Log compaction for hybrid state machines

[kjnilsson]

Log compaction for hybrid state machines

Overview

A hybrid state machine is a state machine that keeps some of its state in memory and some of its state, typically payload data, in the Raft log. RabbitMQ quorum queues is an example of a hybrid state machine that relies on fifo-ish consumption patterns in order to use standard (ish) snapshotting and log truncation.

Combined with the checkpoint feature which allows the state machine to store a snapshot of its (typically light) state on disk without truncating the log at that index we can consider additional options for reducing the data stored by the log without a full truncation. Checkpoints allow hybrid state machines to recover quickly after a restart as they do not need to restore the state from the last snapshot, only from the last checkpoint. This means that the log between last snapshot and the latest checkpoint will, during normal operation, only be read on demand to read a payload value. As we will never need every single entry in this section of the log to deterministically recover the log this part of the log can thus be compacted towards the state where it only contain indexes with payload data that is currently referenced by the latest checkpoint.

A new ra_machine callback that returns a map of all live indexes will be used for compaction calculations.

The log before the last checkpoint will be referred to as the "compacting area" and the log after the last snapshot/checkpoint will be referred to as the "active log". The compacting area of the log is effectively a k/v store where dead entries eventually will be deleted and space reclaimed.

Another way to look at it is that the snapshot is the checkpoint + all live entries in the compacting area. :exploding_head:

Traditional snapshotting (that includes the full state of the state machine) can be achieved by writing a checkpoint and return no live indexes from the new ra_machine callback.

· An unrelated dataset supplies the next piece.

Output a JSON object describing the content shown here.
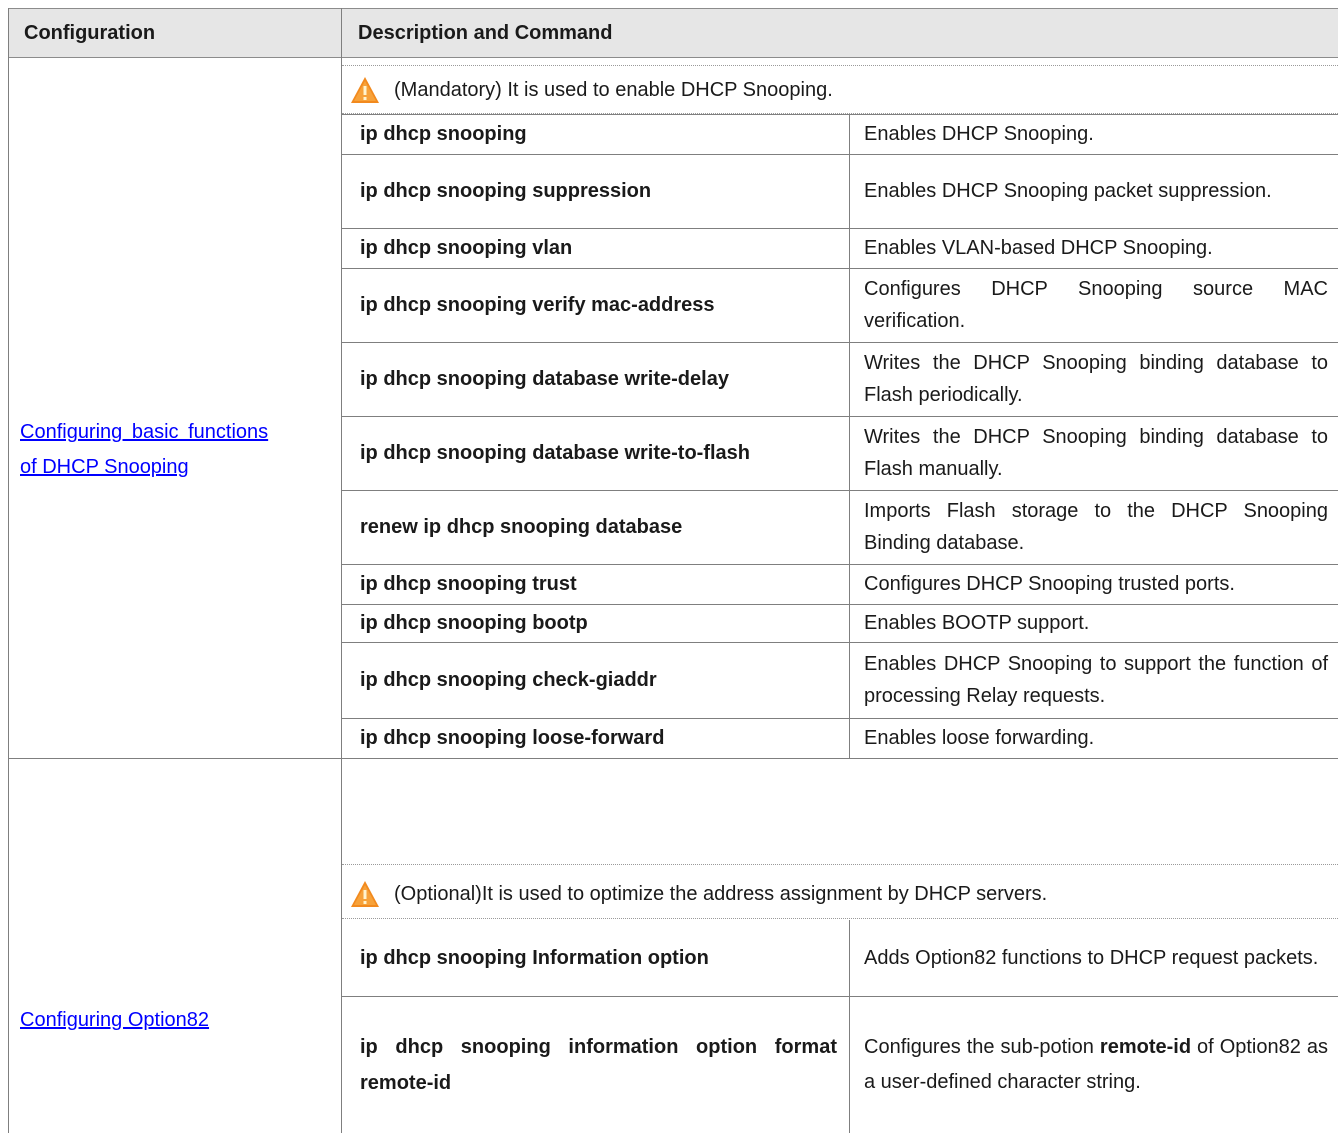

With these generalisations in mind there will be no checkpoints, at least not multiple ones as in the current implementation. Instead there will be a new definition of a snapshot as a checkpoint + live entries in the compacting area of the log.

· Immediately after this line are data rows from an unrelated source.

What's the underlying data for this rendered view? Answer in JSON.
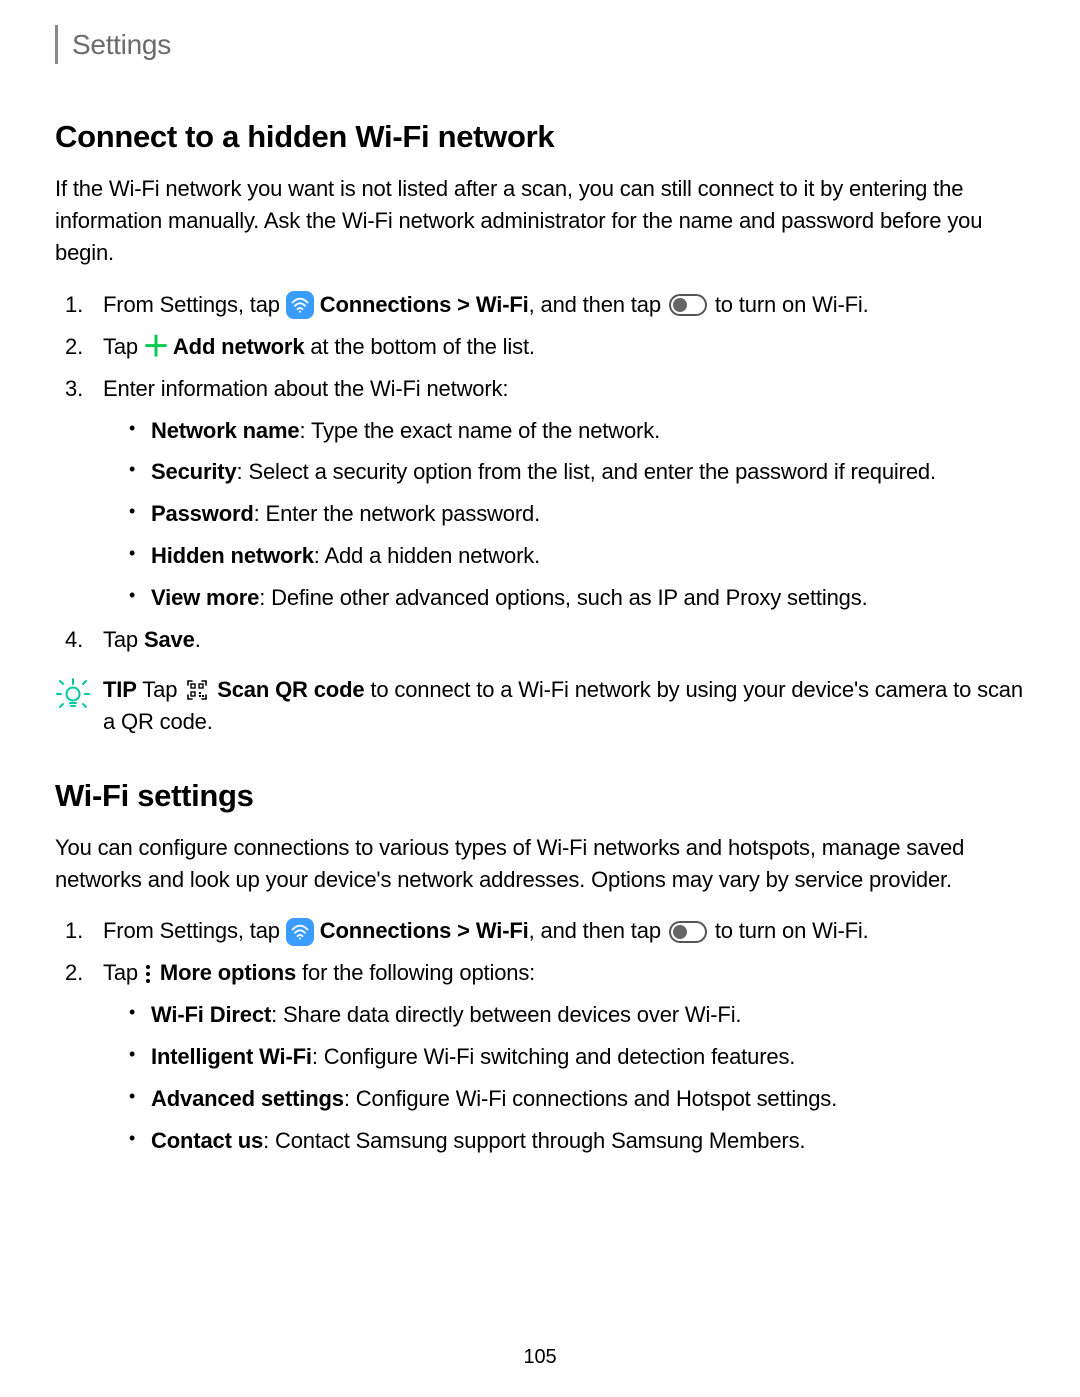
{
  "header": {
    "title": "Settings"
  },
  "section1": {
    "title": "Connect to a hidden Wi-Fi network",
    "intro": "If the Wi-Fi network you want is not listed after a scan, you can still connect to it by entering the information manually. Ask the Wi-Fi network administrator for the name and password before you begin.",
    "step1_prefix": "From Settings, tap ",
    "connections_label": "Connections",
    "wifi_path": " > Wi-Fi",
    "step1_mid": ", and then tap ",
    "step1_suffix": " to turn on Wi-Fi.",
    "step2_prefix": "Tap ",
    "add_network_label": " Add network",
    "step2_suffix": " at the bottom of the list.",
    "step3": "Enter information about the Wi-Fi network:",
    "sub1_label": "Network name",
    "sub1_text": ": Type the exact name of the network.",
    "sub2_label": "Security",
    "sub2_text": ": Select a security option from the list, and enter the password if required.",
    "sub3_label": "Password",
    "sub3_text": ": Enter the network password.",
    "sub4_label": "Hidden network",
    "sub4_text": ": Add a hidden network.",
    "sub5_label": "View more",
    "sub5_text": ": Define other advanced options, such as IP and Proxy settings.",
    "step4_prefix": "Tap ",
    "save_label": "Save",
    "step4_suffix": "."
  },
  "tip": {
    "label": "TIP",
    "prefix": "  Tap ",
    "scan_label": " Scan QR code",
    "suffix": " to connect to a Wi-Fi network by using your device's camera to scan a QR code."
  },
  "section2": {
    "title": "Wi-Fi settings",
    "intro": "You can configure connections to various types of Wi-Fi networks and hotspots, manage saved networks and look up your device's network addresses. Options may vary by service provider.",
    "step1_prefix": "From Settings, tap ",
    "connections_label": "Connections",
    "wifi_path": " > Wi-Fi",
    "step1_mid": ", and then tap ",
    "step1_suffix": " to turn on Wi-Fi.",
    "step2_prefix": "Tap ",
    "more_options_label": " More options",
    "step2_suffix": " for the following options:",
    "sub1_label": "Wi-Fi Direct",
    "sub1_text": ": Share data directly between devices over Wi-Fi.",
    "sub2_label": "Intelligent Wi-Fi",
    "sub2_text": ": Configure Wi-Fi switching and detection features.",
    "sub3_label": "Advanced settings",
    "sub3_text": ": Configure Wi-Fi connections and Hotspot settings.",
    "sub4_label": "Contact us",
    "sub4_text": ": Contact Samsung support through Samsung Members."
  },
  "page_number": "105"
}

A compacting log would not take "traditional" snapshots by emitting release_cursors, only checkpoints would be written.

Checkpoints are taken by the Ra process based on entries, time and log size, not initiated by the ra_machine. Once a checkpoint is written and fsynced prior checkpoints will no longer be needed (as there is no promotion to snapshot anymore) and thus will also be deleted.

Follower snapshot replication

This new definition of a snapshot as a checkpoint + live entries in the compacting area of the log complicates the snapshot replication / installation part of the code as it is no longer just necessary to replicate the latest checkpoint but also ensure that the follower has all live entires in the compacting area.

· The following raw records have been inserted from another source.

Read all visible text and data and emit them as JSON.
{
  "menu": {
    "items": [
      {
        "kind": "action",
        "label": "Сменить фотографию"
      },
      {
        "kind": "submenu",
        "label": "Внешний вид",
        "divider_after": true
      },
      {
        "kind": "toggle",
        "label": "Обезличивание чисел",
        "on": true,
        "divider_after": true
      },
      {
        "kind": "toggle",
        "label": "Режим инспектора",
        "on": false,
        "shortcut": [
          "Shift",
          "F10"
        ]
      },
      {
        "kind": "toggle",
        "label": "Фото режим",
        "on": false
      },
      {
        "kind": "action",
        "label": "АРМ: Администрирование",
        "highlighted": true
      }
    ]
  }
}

The case where a new follower is added and / or an existing follower will need a full log sync can be extended as follows: The snapshot sender process that is spawned could after replicating the checkpoint then continue to replicate all segments whole to complete the new snapshot state. After that point normal log replication could take over.

However, a follower that just ended up a bit behind may already have many of the live entries and only need some replicated. In this case we will need to negotiate which entries in the compacting area the follower needs. This could be done by first replicating the checkpoint then the follower replying with the indexes it needs (by comparing the indexes in the checkpoint with its own local log state) and then having these replicated on a per entry basis.

To avoid concurrent segment replication and compaction we can move from using transient processes for this work to a single companion worker process that every Ra member has that does all compaction and snapshot replication work. Testing will need to be done to see if this will provide sufficient parallelism.

Impact on segment writer process

The segment writer process is responsible for flushing entries in the mem tables to segments. Currently it is designed to skip any entries with indexes lower than the last written snapshot. As checkpoints can be (and should to reduce write amplifiction) written before any segments have been written with the new approach it will need to inspect the latest checkpoint and use the set of live indexes to ensure it includes all relevant entries but avoid those that are already dead.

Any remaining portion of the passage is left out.